01/06/2022

Erva-negra

Bupleurum semicompositum L.


Viajar para encontrar o mesmo é a sina de todos nós na era da globalização: as mesmas vozes nos altifalantes dos aeroportos, as mesmas cadeias de restaurantes e cafetarias, os mesmos supermercados com iguais produtos nas prateleiras, o mesmo mar desenrolando as ondas em areais onde preguiçam banhistas indiferenciados, as mesmas palmeiras namorando um pôr-do-sol de postal ilustrado em idênticas esplanadas à beira-mar. E até as plantas, se não nos esforçarmos por romper a barreira da mesmice, se repetem com imperturbável desprezo pelas variações de latitude e longitude. Há plantas que são invasoras globais (como a Lantana camara), outras que se fizeram cosmopolitas pela predilecção que têm por lugares humanizados (como o rícino [Ricinus communis], a beldroega [Portulaca oleracea] e a erva-azeda [Oxalis corniculata]), e outras ainda que, tidas como bonitas e fáceis de propagar, são usadas por jardineiros indolentes em todos os cantos do mundo (como as hortênsias, os agapantos e as estrelícias). A uma quarta categoria, mais simpática, pertencem aquelas plantas que lograram alcançar ampla distribuição sem a nossa ajuda. Uma das campeãs indiscutíveis é a avenca [Adiantum capillus-veneris], nativa de climas temperados, subtropicais ou tropicais em todos os continentes habitados.

O género Bupleurum — que é atípico dentro da família das umbelíferas pelas suas folhas simples, lanceoladas — não tem grande vocação para cosmopolitismos: integra centena e meia de espécies, quase todas no hemisfério norte (com uma excepção), a maioria na Ásia ou nos países mediterrânicos (Europa e norte de África), e muitas delas endémicas de áreas restritas. Até em Portugal tivemos direito a um Bupleurum endémico: vive na serra do Cercal, e aguarda há vinte anos a validação de «estudos recentes» que o dão como exclusivo dessa faixa do sudoeste alentejano. O porte destas plantas é extremamente variado: há espécies arbustivas — como o B. fruticosum em Portugal continental, e o B. salicifolium na Madeira e nas Canárias —, há herbáceas perenes de aspecto robusto, e há ervas anuais pequenas ou minúsculas. O Bupleurum semicompositum, que fotografámos em Fuerteventura, é uma planta anual rasteira e pouco conspícua; mas, como costuma frequentar zonas de vegetação rala, não é difícil de detectar.
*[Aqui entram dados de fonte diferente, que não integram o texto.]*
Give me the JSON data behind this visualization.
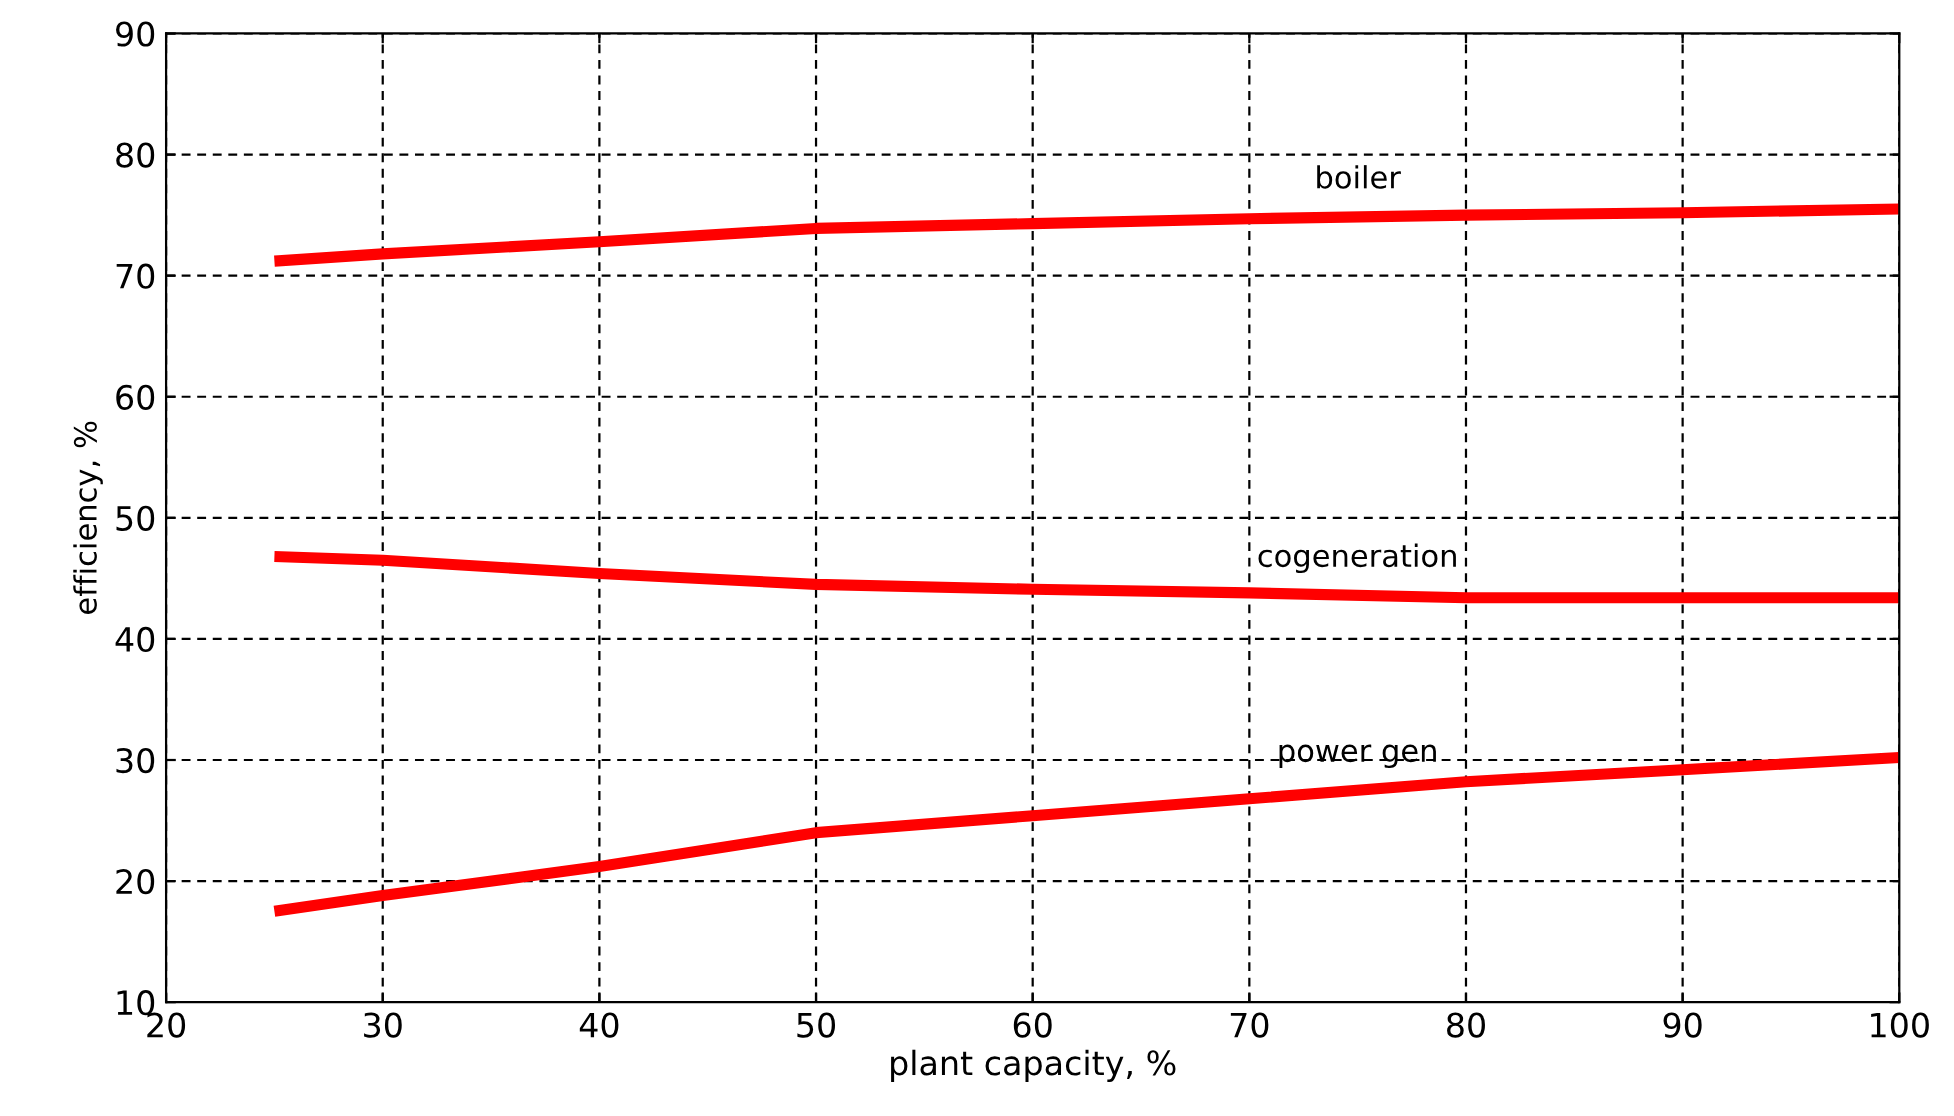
{
  "chart_data": {
    "type": "line",
    "xlabel": "plant capacity, %",
    "ylabel": "efficiency, %",
    "x": [
      25,
      30,
      40,
      50,
      60,
      70,
      80,
      90,
      100
    ],
    "series": [
      {
        "name": "boiler",
        "color": "#ff0000",
        "values": [
          71.2,
          71.8,
          72.8,
          73.9,
          74.3,
          74.7,
          75.0,
          75.2,
          75.5
        ]
      },
      {
        "name": "cogeneration",
        "color": "#ff0000",
        "values": [
          46.8,
          46.5,
          45.4,
          44.5,
          44.1,
          43.8,
          43.4,
          43.4,
          43.4
        ]
      },
      {
        "name": "power gen",
        "color": "#ff0000",
        "values": [
          17.5,
          18.8,
          21.2,
          24.0,
          25.4,
          26.8,
          28.2,
          29.2,
          30.2
        ]
      }
    ],
    "xlim": [
      20,
      100
    ],
    "xticks": [
      20,
      30,
      40,
      50,
      60,
      70,
      80,
      90,
      100
    ],
    "ylim": [
      10,
      90
    ],
    "yticks": [
      10,
      20,
      30,
      40,
      50,
      60,
      70,
      80,
      90
    ],
    "grid": true,
    "line_style": "solid",
    "legend": false
  }
}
O que a notabiliza é fazer o pleno da bacia mediterrânica, incluindo o sul de Portugal, e, além disso, ainda surgir em seis das ilhas Canárias — onde, até hoje, só não foi observada em La Palma.

Talvez a facilidade de deslocação de que o Bupleurum semicompositum deu provas se deva às dimensões microscópicas das suas sementes: cada fruto não tem mais que 1,5 mm de diâmetro, e as flores, que se reúnem em grupos de seis a nove e têm pétalas amarelas ou esverdeadas, ficam-se por igual tamanho. Ainda assim, com o seu hábito prostrado e muito ramificado, a planta pode exceder os 30 cm de comprimento, resgatando-se desse modo da invisibilidade que aflige, por exemplo, o B. tenuissimum. Folhas e caules são glabros, de cor glauca, de modo nenhum enegrecidos. Por que misteriosa razão se chamará ela hierba negrilla nas Canárias?

1 comentário :

bettips disse...

O primeiro texto corrido deste v/post é exactamente o que penso e vejo. Em duas décadas, é notório, nos CC., nas ruas chiques.
A diversidade verga-se aos grandes impérios, da política e do "money money". Ontem estive a ler sobre os murais de Júlio Pomar no Batalha, fiquei siderada... Felizmente a serem recuperados.
E hoje li sobre o Hotel Infante Sagres, a "companhia" de fantasmas sem rosto??? que acabou por o comprar. Tantos milhões a ser ditos que já não aprendi Matemática suficiente para lhes saber os zeros.